Remove Duplicate Filenames in 2 very large directories

Hello Gurus,

O/S RHEL4
I have a requirement to compare two linux based directories for duplicate filenames and remove them. These directories are close to 2 TB each. I have tried running a:

Prompt>diff -r data1/ data2/

I have tried this as well:

jason@jason-desktop:~$ cat script.sh 
#!/bin/bash



for files in $(diff -r data1 data2/ | awk -F":" '{print $2}'); do

echo $files
done
jason@jason-desktop:~$ 

I wanted to get the output of the above command and place in a variable for a deletion. This scenario does not work and the machines load goes to high for production.

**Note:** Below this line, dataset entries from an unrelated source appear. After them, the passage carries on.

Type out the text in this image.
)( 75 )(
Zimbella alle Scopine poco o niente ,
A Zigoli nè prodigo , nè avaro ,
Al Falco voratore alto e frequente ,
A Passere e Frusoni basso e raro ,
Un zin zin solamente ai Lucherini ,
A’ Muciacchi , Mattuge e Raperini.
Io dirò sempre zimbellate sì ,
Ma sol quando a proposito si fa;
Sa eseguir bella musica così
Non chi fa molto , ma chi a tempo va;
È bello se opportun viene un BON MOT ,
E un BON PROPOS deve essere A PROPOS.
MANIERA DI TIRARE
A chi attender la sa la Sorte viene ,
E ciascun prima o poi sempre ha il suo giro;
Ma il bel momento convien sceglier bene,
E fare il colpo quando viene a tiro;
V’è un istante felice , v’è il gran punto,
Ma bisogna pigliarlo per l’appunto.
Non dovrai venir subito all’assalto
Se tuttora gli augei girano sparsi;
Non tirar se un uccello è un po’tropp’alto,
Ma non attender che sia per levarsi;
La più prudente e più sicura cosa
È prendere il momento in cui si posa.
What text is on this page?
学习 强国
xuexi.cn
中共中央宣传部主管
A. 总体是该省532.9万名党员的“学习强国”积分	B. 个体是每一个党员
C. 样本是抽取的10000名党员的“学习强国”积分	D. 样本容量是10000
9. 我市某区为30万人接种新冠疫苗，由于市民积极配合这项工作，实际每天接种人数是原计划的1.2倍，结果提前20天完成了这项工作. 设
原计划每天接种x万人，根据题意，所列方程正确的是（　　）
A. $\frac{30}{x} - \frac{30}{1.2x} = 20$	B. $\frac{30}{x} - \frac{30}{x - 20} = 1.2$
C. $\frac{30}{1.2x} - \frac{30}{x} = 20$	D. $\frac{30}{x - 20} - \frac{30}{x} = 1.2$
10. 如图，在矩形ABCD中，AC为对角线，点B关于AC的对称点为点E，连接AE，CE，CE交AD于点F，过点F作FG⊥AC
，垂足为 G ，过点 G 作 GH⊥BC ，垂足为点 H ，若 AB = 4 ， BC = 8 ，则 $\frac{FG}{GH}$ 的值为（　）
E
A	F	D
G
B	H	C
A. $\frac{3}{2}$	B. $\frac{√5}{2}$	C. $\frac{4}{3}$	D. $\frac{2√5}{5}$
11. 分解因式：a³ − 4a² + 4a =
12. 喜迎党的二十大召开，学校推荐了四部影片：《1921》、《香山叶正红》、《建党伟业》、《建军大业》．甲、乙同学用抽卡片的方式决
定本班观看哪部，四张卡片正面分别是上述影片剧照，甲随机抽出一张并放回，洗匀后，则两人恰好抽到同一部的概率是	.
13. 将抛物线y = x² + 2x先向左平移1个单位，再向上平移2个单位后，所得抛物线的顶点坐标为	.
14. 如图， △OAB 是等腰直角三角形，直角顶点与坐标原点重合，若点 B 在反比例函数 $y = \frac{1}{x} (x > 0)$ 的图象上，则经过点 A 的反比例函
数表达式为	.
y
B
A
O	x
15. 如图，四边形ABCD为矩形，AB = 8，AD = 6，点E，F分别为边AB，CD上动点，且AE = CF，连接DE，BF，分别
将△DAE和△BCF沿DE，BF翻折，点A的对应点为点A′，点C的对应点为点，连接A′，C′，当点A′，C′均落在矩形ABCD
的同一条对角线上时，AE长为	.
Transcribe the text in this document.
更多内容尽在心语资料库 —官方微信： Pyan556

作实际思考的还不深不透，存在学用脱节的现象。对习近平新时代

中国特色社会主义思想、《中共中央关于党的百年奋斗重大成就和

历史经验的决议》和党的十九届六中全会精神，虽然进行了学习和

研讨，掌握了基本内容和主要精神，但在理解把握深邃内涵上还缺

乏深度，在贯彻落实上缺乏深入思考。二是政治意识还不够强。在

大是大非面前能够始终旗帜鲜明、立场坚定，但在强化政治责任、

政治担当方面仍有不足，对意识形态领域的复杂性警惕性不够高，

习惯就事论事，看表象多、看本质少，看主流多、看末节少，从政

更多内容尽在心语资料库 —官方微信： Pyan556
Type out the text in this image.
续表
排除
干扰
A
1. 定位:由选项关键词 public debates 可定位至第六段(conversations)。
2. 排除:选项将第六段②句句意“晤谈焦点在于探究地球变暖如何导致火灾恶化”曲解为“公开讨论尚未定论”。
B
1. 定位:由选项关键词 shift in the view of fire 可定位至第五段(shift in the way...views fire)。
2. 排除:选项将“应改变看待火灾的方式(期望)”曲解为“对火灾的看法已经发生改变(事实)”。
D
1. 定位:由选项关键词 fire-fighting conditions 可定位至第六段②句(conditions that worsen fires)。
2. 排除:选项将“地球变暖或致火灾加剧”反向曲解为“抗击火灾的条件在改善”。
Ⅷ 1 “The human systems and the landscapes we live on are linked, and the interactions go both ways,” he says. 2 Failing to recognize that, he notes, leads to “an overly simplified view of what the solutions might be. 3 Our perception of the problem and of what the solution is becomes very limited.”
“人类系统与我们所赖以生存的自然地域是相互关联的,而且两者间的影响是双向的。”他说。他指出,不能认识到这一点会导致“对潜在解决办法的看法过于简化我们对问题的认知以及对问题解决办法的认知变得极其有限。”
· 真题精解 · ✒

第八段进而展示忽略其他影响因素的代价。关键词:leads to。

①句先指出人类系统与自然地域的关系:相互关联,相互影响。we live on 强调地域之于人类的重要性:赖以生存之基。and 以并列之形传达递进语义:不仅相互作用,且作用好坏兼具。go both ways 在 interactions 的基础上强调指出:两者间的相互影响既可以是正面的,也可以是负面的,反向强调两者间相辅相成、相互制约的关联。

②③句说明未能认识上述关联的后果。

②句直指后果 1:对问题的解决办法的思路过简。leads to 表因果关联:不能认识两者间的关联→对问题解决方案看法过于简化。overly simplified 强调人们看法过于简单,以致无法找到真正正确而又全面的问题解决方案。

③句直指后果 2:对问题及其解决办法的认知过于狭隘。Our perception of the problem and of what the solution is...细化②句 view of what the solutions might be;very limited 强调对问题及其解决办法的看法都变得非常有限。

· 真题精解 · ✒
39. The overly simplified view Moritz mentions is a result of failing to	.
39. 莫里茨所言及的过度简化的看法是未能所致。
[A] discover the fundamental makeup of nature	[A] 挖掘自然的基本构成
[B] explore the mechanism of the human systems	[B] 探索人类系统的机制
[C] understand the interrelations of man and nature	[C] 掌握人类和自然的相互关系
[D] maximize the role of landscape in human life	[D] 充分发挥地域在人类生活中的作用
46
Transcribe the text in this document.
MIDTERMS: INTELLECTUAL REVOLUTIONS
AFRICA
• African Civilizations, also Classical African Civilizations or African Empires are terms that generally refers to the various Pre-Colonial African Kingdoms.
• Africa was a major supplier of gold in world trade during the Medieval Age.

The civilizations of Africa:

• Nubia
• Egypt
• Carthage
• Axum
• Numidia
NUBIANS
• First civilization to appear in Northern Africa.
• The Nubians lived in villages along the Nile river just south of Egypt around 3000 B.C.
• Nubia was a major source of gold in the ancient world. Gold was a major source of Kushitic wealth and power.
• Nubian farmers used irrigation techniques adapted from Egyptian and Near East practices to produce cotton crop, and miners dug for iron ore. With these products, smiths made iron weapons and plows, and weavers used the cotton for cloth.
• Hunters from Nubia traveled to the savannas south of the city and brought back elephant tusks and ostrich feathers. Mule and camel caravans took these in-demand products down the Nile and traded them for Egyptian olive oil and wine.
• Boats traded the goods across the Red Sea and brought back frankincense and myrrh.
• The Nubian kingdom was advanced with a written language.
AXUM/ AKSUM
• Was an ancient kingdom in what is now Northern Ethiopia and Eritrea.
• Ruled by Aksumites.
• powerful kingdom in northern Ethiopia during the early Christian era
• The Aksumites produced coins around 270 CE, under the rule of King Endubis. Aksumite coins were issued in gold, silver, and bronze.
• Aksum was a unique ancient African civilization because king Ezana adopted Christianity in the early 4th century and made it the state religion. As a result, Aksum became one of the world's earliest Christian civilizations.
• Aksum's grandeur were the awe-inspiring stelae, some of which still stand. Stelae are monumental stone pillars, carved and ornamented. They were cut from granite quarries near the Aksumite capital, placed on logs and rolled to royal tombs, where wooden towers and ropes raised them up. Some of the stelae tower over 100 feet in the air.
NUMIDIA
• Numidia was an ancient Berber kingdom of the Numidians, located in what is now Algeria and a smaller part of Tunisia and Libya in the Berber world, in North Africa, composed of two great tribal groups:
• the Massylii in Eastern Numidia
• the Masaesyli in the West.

I have also thought of trying a rsync with the delete flag, and I am unsure if this will compare both directories successfully.

Can someone please point me in the right direction as to what commands or scenarios will best accomplish my task.

I have also tried to google this on unix.com as well as the web.

Your support and assistance is greatly appreciated.

Jaysunn

Your solutions don't work because they don't work or because they increase the load too much on the production system?

I would probably test whatever solution on a test pair of directories that you hand build so you can see if the solution is working or not.

If it is a load issue, try using the 'nice' command to lower the priority of your process.

rsync would probably work as well, but I would test a lot on sample data to make sure it's doing what you want.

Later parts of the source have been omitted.